No. 20 Miami baseball easily handles business against FIU, extends winning streak to six
Last week it was raining runs for the Miami Hurricanes at FIU.
Wednesday it was more of an intermittent drizzle at Miami — until a four-run seventh inning proved ample insurance for the Canes’ sixth consecutive victory, this one 8-3 over the Panthers.
One week after Miami’s 21-1 blowout of FIU, the No. 20 Hurricanes again dominated, although with not nearly as ridiculous a result.
UM (17-8, 10-7 ACC) scattered six hits, including a pair of two-run homers in the seventh — the first by freshman shortstop Dominic Pitelli for his first collegiate home run; and the next by freshman Yohandy Morales.
The Canes used six pitchers (including winning starter Alex McFarlane) who gave up a combined six hits. Originally scheduled starter Jake Garland was unavailable for unspecified reasons, though UM coach Gino DiMare said he hoped Garland would be back by this weekend’s three-game series at Pittsburgh.
“You don’t do that very often,’’ DiMare said, “where you kind of just put a whole bunch of guys together there. It ended up working out and why it ended up working out is because they all threw well. We pitched really well, all the pitchers, played very good D — and of course great job of answering [with runs].
“Just very happy with the way we played.’’
FIU (12-15, 4-4 C-USA) opened the scoring in the top of the fourth on a 2-run blast by Luis Chavez off McFarlane to left field, driving home Adrian Figueroa (single).

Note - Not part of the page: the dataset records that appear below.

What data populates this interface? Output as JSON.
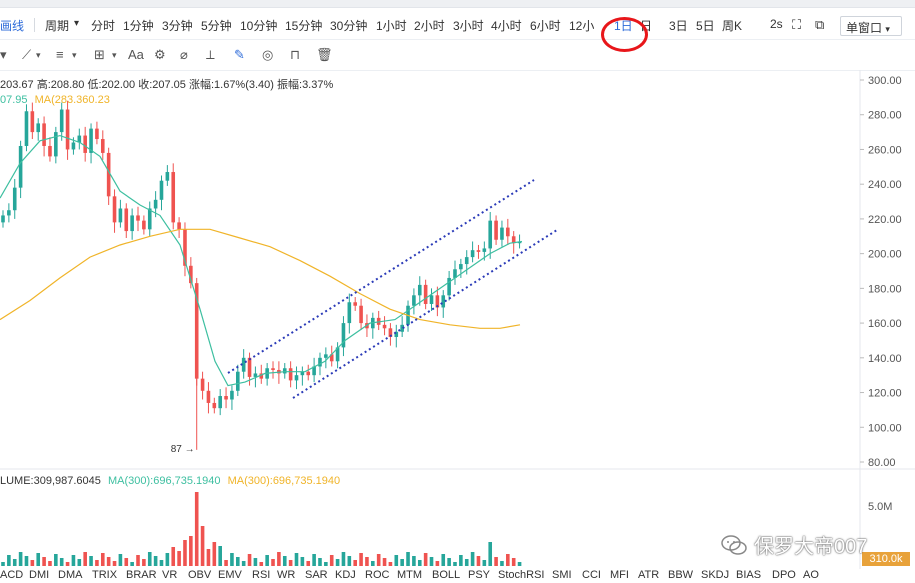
{
  "toolbar": {
    "left_label": "画线",
    "period_label": "周期",
    "intervals": [
      "分时",
      "1分钟",
      "3分钟",
      "5分钟",
      "10分钟",
      "15分钟",
      "30分钟",
      "1小时",
      "2小时",
      "3小时",
      "4小时",
      "6小时",
      "12小",
      "1日",
      "3日",
      "5日",
      "周K"
    ],
    "speed": "2s",
    "window_label": "单窗口",
    "active_interval": "1日"
  },
  "toolbar2": {
    "text_tool": "Aa"
  },
  "ohlc": "203.67  高:208.80  低:202.00  收:207.05  涨幅:1.67%(3.40)  振幅:3.37%",
  "ma_line": {
    "ma_a": "07.95",
    "ma_b": "MA(283.360.23"
  },
  "price_axis": [
    "300.00",
    "280.00",
    "260.00",
    "240.00",
    "220.00",
    "200.00",
    "180.00",
    "160.00",
    "140.00",
    "120.00",
    "100.00",
    "80.00"
  ],
  "min_marker": "87",
  "volume_legend": {
    "volume": "LUME:309,987.6045",
    "ma1": "MA(300):696,735.1940",
    "ma2": "MA(300):696,735.1940"
  },
  "volume_axis": [
    "5.0M"
  ],
  "volume_current": "310.0k",
  "indicators": [
    "ACD",
    "DMI",
    "DMA",
    "TRIX",
    "BRAR",
    "VR",
    "OBV",
    "EMV",
    "RSI",
    "WR",
    "SAR",
    "KDJ",
    "ROC",
    "MTM",
    "BOLL",
    "PSY",
    "StochRSI",
    "SMI",
    "CCI",
    "MFI",
    "ATR",
    "BBW",
    "SKDJ",
    "BIAS",
    "DPO",
    "AO"
  ],
  "watermark": "保罗大帝007",
  "colors": {
    "up": "#26a69a",
    "down": "#ef5350",
    "ma_fast": "#3dbfa0",
    "ma_slow": "#f0b429",
    "channel": "#2b3bb8",
    "active": "#2d6bd9",
    "highlight_circle": "#e8161a"
  }
}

The Canes pieced together three runs in a bit of a strange bottom of the fourth, using one hit-and-run single by Anthony Vilar, two balks (one apiece by two pitchers), a walk and hit-by-pitch to take the lead.
Right fielder Gabe Rivera’s perfect throw to catcher Carlos Perez nailed FIU’s Seth Cannady at home plate to preserve UM’s lead in the fifth. The Rivera-Perez duo came right back to combine for Miami’s fourth run, with Rivera’s single followed by Perez’s RBI-double.
FIU freshman Dante Girardi hit his first career homer to left field to cut UM’s lead to 8-3 in the seventh.
Jermaine Vanheyningen (0-2) allowed three runs on one hit, a walk, balk and hit batter to take the loss.